How to read and normalize microarray data in R - RMA normalization | Bioinformatics 101

Bioinformagician

23 Feb 202216:44

Summary

TLDRIn this educational video, the host delves into the process of reading and performing RMA normalization on microarray data using R. The tutorial begins with an overview of DNA microarrays, their terminologies, and the workflow involved in gene expression analysis. The host then demonstrates how to retrieve data from NCBI GEO, process it, and apply RMA normalization. The video concludes with a guide on mapping probe IDs to gene symbols, providing viewers with a comprehensive understanding of microarray data analysis in R.

Takeaways

😀 The video is a tutorial on reading and performing RMA normalization on microarray data in R.
🔬 The focus is on DNA microarrays, which are used to measure gene expression levels by hybridizing fluorescently labeled target sequences to complementary probes on a solid surface.
📈 Microarray data normalization is crucial to correct for systematic biases and variations in signal intensities across the array.
📚 The video introduces terminologies associated with microarrays, like probes, solid support, and signal quantification methods.
🧬 The workflow for microarray data involves RNA extraction, labeling, hybridization, washing, and signal intensity readout.
💡 Higher signal intensity indicates higher gene expression, as more RNA fragments hybridize with the probes.
🛠️ The video demonstrates the use of three R packages: tidyverse for data manipulation, GEOquery for retrieving data from NCBI GEO, and affy for RMA normalization.
🔍 The tutorial uses a breast cancer dataset (GSE148537) to illustrate the process of fetching, processing, and normalizing microarray data.
📁 The raw data files are large and contain information extracted from the probes, necessitating normalization for meaningful analysis.
🔑 After normalization, the probes need to be mapped to gene symbols to make the expression data more interpretable.
🔗 The video concludes with the merging of normalized expression data with gene symbols and mentions that the script and additional resources will be shared.

Q & A

What is the main topic of the video?
-The main topic of the video is about how to read and perform RMA normalization on microarray data in R programming language.
What is a DNA microarray and how does it work?
-A DNA microarray is a collection of microscopic features that can be probed with target molecules.
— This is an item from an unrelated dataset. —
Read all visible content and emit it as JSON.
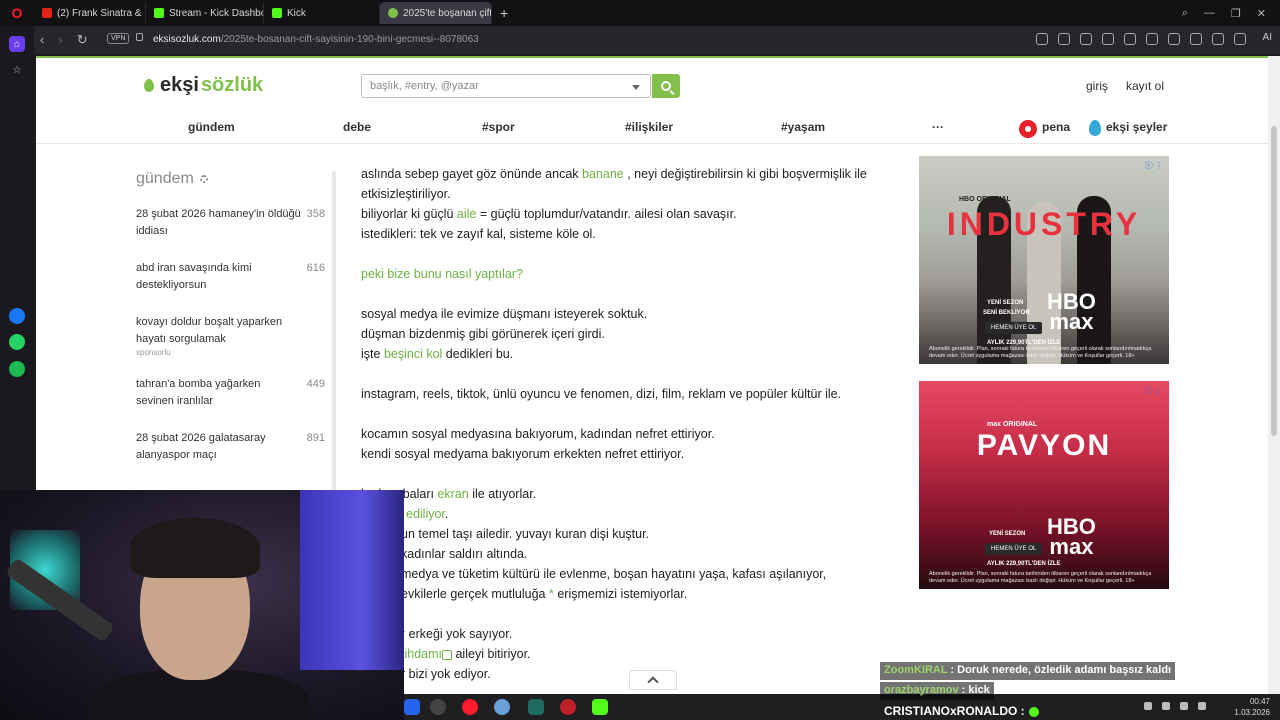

It works by allowing DNA sequences (probes) immobilized on a solid surface to hybridize with fluorescently labeled target sequences, such as mRNA from gene expression experiments. The signal intensity generated is then quantified to indicate gene expression levels.
What is the purpose of using an Epimetrics GeneChip?
-The Epimetrics GeneChip is used to genotype human samples and create gene expression profiles. It consists of a glass wafer with chips that contain millions of identical probes for hybridization with RNA fragments.
What are the steps in the microarray workflow mentioned in the video?
-The steps include RNA extraction and labeling with fluorescent tags, breaking down the labeled RNA into fragments, hybridization of the RNA with complementary probes on the array, washing off unbound RNA, and finally scanning the array to obtain signal intensities that indicate gene expression levels.
What is RMA normalization and why is it used?
-RMA (Robust Multi-array Average) normalization is a method used to correct for variability in microarray data. It is used to ensure accurate and comparable gene expression measurements across different samples.
Which R packages are used in the video to manipulate data and perform RMA normalization?
-The video mentions using three R packages: 'tidyverse' for data manipulation, 'geoquery' to retrieve data from NCBI GEO, and 'affy' which provides functions for RMA normalization.
What is the accession ID used in the video to fetch supplementary files from NCBI GEO?
-The accession ID used in the video is GSE148537, which is associated with a breast cancer dataset.
What are the types of files downloaded and used for the microarray data analysis in the video?
-The video discusses downloading 'dot.cell' files, which are raw data files generated by Epimetrics DNA microarray image analysis software, and contain information extracted from the probes.
How are the RMA normalized expression data extracted from the normalized data object?
-The RMA normalized expression data is extracted using the 'expression' function from the 'affy' package, which is then saved to a variable called 'normalizedExpression'.
What is the final step in the analysis after obtaining the RMA normalized expression data?
-The final step is to map the probe IDs to gene symbols using the 'featureData' function from the 'geoquery' package, which allows for a more informative comparison of gene expression across samples.
How can viewers access the script and additional resources mentioned in the video?
-The script and additional resources, including links to papers and the dataset used, will be available in the video description, with a direct link to the GitHub repository where the script is uploaded.